It was in the place of the Roumayli that the gallant band of the Mameluke beys were assembled before they were entrapped and killed by the present task-master of Egypt, Mohammed Ali Pasha. They ascended a narrow passage between two high bastions, which led from the lower to the upper gate. The lower gate was shut after they had passed, and they were thus caught as in a trap. All of them were shot except one, who leaped his horse over the battlements and escaped. This man became afterwards a great ally of Mohammed Ali, and I have often seen him riding about on a fine horse caparisoned with red velvet in the old Mameluke style. On the wall in one part of this passage, towards the inner gate, there is a square tablet containing a bas-relief of a spread eagle: this is considered by the superstitious as the talisman of Cairo, and is said to give a warning cry when any calamity is about to happen to the city. Its origin, as well as most things of any antiquity in the citadel, is ascribed to Saladin (Yousef Sala Eddin), who is called here Yousef (Joseph); and Joseph's Well, and Joseph's Hall, are the two great lions of the place.

The well, which is of great depth, is remarkable from its having a broad winding staircase cut in the rock around the shaft: this extends only half way down, where two oxen are employed to draw water by a wheel and buckets from the bottom, which is here poured into a cistern, whence it is raised to the top by another wheel. It is supposed, however, that this well is an ancient work, and that it was only cleaned out by Saladin when he rebuilt the walls of the town and fortified the citadel.

The hall, which was a very fine room, divided into aisles by magnificent antique columns of red granite, has unfortunately been pulled down by Mohammed Ali. He did this to make way for the mosque which he has built of Egyptian alabaster, a splendid material, but its barbarous Armenian architecture offers a sad contrast to the stately edifice which has been so ruthlessly destroyed. It is indeed a sad thing for Cairo that the flimsy architecture of Constantinople, so utterly unsuited to this climate, has been introduced of late years in the public buildings and the palaces of the ministers, which lift up their bald and miserable whitewashed walls above the beautiful Arabian works of earlier days.
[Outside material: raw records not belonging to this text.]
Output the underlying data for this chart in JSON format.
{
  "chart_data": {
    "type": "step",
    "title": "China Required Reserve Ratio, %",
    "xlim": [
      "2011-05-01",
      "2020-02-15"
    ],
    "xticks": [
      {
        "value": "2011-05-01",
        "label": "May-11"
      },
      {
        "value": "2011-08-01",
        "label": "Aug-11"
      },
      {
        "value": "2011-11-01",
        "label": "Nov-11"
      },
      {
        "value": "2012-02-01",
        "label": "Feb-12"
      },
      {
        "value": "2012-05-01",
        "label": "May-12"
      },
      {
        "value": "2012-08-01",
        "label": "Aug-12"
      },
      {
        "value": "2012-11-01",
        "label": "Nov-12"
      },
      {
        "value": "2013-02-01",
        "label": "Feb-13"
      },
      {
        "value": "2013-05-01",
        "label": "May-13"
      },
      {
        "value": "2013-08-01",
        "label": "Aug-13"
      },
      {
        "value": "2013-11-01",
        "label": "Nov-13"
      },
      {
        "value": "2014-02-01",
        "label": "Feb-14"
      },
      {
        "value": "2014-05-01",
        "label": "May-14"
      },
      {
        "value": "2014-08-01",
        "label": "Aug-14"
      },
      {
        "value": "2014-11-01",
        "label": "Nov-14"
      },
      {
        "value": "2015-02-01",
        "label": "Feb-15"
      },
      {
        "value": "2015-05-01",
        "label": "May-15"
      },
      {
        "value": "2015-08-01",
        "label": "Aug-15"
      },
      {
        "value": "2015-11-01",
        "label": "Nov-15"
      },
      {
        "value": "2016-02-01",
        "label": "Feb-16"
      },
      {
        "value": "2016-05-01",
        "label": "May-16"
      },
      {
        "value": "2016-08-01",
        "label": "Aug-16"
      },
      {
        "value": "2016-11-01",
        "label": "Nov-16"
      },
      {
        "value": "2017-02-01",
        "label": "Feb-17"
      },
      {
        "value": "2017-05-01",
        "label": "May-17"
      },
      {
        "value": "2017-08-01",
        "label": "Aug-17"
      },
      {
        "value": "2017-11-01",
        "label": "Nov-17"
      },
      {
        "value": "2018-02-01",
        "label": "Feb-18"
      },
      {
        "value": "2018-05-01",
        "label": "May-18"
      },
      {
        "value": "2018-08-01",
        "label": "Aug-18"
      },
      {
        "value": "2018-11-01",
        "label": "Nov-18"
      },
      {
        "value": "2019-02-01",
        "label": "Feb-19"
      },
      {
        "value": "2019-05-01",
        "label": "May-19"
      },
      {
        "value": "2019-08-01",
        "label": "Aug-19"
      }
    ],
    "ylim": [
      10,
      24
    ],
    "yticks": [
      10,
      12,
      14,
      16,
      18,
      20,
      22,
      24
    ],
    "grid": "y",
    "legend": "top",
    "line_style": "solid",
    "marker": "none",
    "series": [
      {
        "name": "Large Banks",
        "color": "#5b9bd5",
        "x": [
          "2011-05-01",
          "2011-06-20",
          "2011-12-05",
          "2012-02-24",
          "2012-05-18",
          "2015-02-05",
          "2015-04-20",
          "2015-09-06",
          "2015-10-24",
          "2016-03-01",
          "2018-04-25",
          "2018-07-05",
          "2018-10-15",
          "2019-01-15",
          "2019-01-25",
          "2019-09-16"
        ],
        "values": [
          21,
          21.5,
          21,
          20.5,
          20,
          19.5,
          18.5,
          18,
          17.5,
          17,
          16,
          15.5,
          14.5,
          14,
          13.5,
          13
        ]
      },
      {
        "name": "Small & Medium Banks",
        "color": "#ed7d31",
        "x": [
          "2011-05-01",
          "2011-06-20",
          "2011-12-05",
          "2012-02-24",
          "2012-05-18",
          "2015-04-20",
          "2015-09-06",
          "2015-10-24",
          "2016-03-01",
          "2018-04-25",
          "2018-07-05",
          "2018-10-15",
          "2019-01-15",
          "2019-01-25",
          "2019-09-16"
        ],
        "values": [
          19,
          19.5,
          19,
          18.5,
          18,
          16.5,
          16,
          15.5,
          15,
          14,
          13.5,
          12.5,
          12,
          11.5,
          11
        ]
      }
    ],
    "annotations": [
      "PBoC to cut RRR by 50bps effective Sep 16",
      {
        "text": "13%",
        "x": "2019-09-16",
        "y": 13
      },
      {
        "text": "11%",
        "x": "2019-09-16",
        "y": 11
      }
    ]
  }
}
The residence of the Pasha is within the walls of the citadel. The long range of the windows of the harem from their lofty position overlook great part of the city, which must render it a more cheerful residence for the ladies than harems usually are. When a number of Eastern women are congregated together, as is frequently the case, without the society of the other sex, it is surprising how helpless they become, and how neglectful of everything excepting their own persons and their food. Eating and dressing are their sole pursuits. If there be a garden attached to the harem they take no trouble about it, and at Constantinople the ladies of the Sultan tread on the flower-beds and destroy the garden as a flock of sheep would do if let loose in it. A Turkish lady is the wild variety of the species. Many of them are beautiful and graceful, but they do not appear to abound in intellectual charms. Until the minds of the women are enlarged by better education, any chance of amelioration among the people of the Levant is hopeless: for it is in the nursery that the seeds of superstition, prejudice, and unreason are sown, the effects of which cling for life to the minds even of superior men.